Rough has gone through several spelling changes: ruhe; roughe; rouch; roch; and (according to OED2) ruff. Only two instances of this last (and most obvious) spelling are given: one example is in a letter written by Jane Austen in 1811 — ‘We walked Frank last night to Crixhall Ruff, and he appeared much edified’. As the reference is to a place, it seems that the spelling is an archaic colloquialism.

The second is from the Illustrated London News of 27 November 1847: ‘Will you let the jury know what ‘Roughs’ are? I believe it is an electioneering name for ruffians’. But this is not evidence of the spelling (and may not be put forward as evidence), since ruffian is a distinct and different word. Ruffian dates from the sixteenth century and is defined by the Macquarie as ‘a man of a low and brutal character; one habitually given to acts of violence or crime’. In Kenneth Grahame’s The Wind in the Willows the Magistrate refers to ‘the incorrigible rogue and hardened ruffian whom we see cowering in the dock before us’. These days, it is sometimes used in a softer sense, to refer to a person of rowdy manner; it implies a certain affection which its history would deny.

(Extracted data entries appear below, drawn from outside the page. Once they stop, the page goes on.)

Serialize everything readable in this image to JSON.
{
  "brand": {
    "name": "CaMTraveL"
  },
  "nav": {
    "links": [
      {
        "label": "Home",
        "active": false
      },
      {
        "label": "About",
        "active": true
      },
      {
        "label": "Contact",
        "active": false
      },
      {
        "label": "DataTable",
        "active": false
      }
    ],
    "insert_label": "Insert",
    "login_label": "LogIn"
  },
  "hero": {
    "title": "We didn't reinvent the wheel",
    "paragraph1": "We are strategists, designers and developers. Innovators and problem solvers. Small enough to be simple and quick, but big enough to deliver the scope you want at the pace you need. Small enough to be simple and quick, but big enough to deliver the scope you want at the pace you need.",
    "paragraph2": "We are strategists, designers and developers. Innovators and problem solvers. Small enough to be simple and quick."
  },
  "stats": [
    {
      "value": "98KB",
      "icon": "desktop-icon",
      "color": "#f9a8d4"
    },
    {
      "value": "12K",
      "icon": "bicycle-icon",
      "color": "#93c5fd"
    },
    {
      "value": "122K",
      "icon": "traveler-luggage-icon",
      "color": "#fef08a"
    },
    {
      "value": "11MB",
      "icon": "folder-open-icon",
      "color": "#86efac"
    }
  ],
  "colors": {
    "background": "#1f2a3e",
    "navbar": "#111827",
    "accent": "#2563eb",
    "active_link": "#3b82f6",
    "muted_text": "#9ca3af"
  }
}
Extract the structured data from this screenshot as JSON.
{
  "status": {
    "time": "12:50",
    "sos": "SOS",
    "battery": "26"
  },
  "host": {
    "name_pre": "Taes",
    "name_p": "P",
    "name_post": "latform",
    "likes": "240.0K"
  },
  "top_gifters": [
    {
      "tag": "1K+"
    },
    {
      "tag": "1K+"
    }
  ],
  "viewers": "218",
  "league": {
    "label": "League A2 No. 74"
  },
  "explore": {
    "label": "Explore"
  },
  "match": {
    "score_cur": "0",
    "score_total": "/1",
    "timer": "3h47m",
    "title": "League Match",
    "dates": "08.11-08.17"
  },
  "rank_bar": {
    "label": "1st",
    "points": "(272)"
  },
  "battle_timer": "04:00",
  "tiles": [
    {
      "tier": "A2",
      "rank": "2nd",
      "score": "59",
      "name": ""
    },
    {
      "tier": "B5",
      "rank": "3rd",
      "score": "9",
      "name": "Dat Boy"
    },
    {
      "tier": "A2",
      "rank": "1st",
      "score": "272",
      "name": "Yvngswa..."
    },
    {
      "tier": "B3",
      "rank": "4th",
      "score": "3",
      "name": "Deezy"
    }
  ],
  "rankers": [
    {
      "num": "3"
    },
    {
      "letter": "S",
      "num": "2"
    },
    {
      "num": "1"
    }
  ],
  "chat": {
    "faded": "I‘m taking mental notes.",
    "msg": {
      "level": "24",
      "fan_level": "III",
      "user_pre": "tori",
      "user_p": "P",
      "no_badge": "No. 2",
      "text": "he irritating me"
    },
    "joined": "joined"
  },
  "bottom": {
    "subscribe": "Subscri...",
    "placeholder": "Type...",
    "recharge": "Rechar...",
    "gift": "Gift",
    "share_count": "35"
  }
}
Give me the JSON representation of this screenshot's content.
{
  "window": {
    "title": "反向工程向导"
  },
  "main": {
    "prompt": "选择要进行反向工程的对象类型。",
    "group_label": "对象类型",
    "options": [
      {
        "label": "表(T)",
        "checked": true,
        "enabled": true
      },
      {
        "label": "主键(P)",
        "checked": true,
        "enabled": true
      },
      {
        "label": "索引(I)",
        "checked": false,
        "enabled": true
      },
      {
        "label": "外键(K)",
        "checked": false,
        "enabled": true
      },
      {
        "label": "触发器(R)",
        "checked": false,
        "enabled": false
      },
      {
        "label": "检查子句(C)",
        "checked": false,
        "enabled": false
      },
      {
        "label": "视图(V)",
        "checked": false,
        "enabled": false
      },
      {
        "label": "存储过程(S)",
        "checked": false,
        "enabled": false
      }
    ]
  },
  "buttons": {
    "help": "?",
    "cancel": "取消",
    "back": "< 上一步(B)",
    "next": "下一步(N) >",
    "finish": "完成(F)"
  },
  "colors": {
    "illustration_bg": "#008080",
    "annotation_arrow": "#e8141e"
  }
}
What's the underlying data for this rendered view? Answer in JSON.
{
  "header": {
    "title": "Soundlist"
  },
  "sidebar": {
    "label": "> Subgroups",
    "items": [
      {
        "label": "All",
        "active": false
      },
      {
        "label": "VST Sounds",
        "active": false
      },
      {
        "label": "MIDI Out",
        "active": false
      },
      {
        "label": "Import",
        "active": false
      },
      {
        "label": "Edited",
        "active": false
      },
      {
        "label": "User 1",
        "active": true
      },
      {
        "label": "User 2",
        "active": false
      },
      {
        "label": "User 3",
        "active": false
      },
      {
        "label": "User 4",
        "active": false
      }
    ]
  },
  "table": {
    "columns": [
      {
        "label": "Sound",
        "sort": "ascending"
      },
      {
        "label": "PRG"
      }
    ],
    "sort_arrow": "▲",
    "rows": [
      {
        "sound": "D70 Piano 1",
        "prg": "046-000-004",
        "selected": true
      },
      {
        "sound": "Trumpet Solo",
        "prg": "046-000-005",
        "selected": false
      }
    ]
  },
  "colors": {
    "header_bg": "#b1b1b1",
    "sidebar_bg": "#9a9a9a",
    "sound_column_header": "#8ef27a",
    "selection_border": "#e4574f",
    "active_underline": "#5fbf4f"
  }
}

In any event, rough and ruffian are not related, except in their sound and in aspects of their meaning.

Ruff has other meanings, apart from its brief, unorthodox connection with rough. Everyone knows that the frilly starched piece at the neck or wrist of Elizabethan courtiers is a ruff. Fewer would recognise that a ruff is also a fish, a bird, a candlewick, a card game, and a state of high excitement.

To an angler, the ruff is a sea-bream. It is also the name for a freshwater perch, which was named aspredo by the Elizabethan scholar Dr John Caius, for its rough, prickly scales. Caius was a Cambridge graduate, who wrote the first known treatise on an epidemic (probably influenza): a Boke or Counseill against the Disease commonly called the Sweate (1552). He was also a generous contributor to Gonville College (as it then was) and subsequently Master of Gonville and Caius College (as it became). But the aspredo is no longer called by that name, just as asperity has slipped from regular use.

Ruff and Honour was a card game in Elizabethan times, but seems to be obsolete now. The associated verb to ruff is the act of trumping at cards when the player cannot follow suit.

The ruff is also a bird, the male of a bird of the sandpiper family (Tringa or Machetes pugnax), which displays during the mating season by a ruff and ear-tufts — as alluring to the female sandpiper, presumably, as the displays of the Elizabethan courtiers were to the ladies of the court. This connection with display may explain what is otherwise the oddest meaning of the word: ‘the highest pitch or fullest degree of some exalted or excited condition; an exalted or elated state; elation, pride, vainglory’. These uses of ruff are confined for the most part to the reign of Queen Elizabeth I and the Stuarts. Once the asperity of the Stuart monarchs was washed away by the rough justice of civil war, ruff in all its meanings fell into obscurity.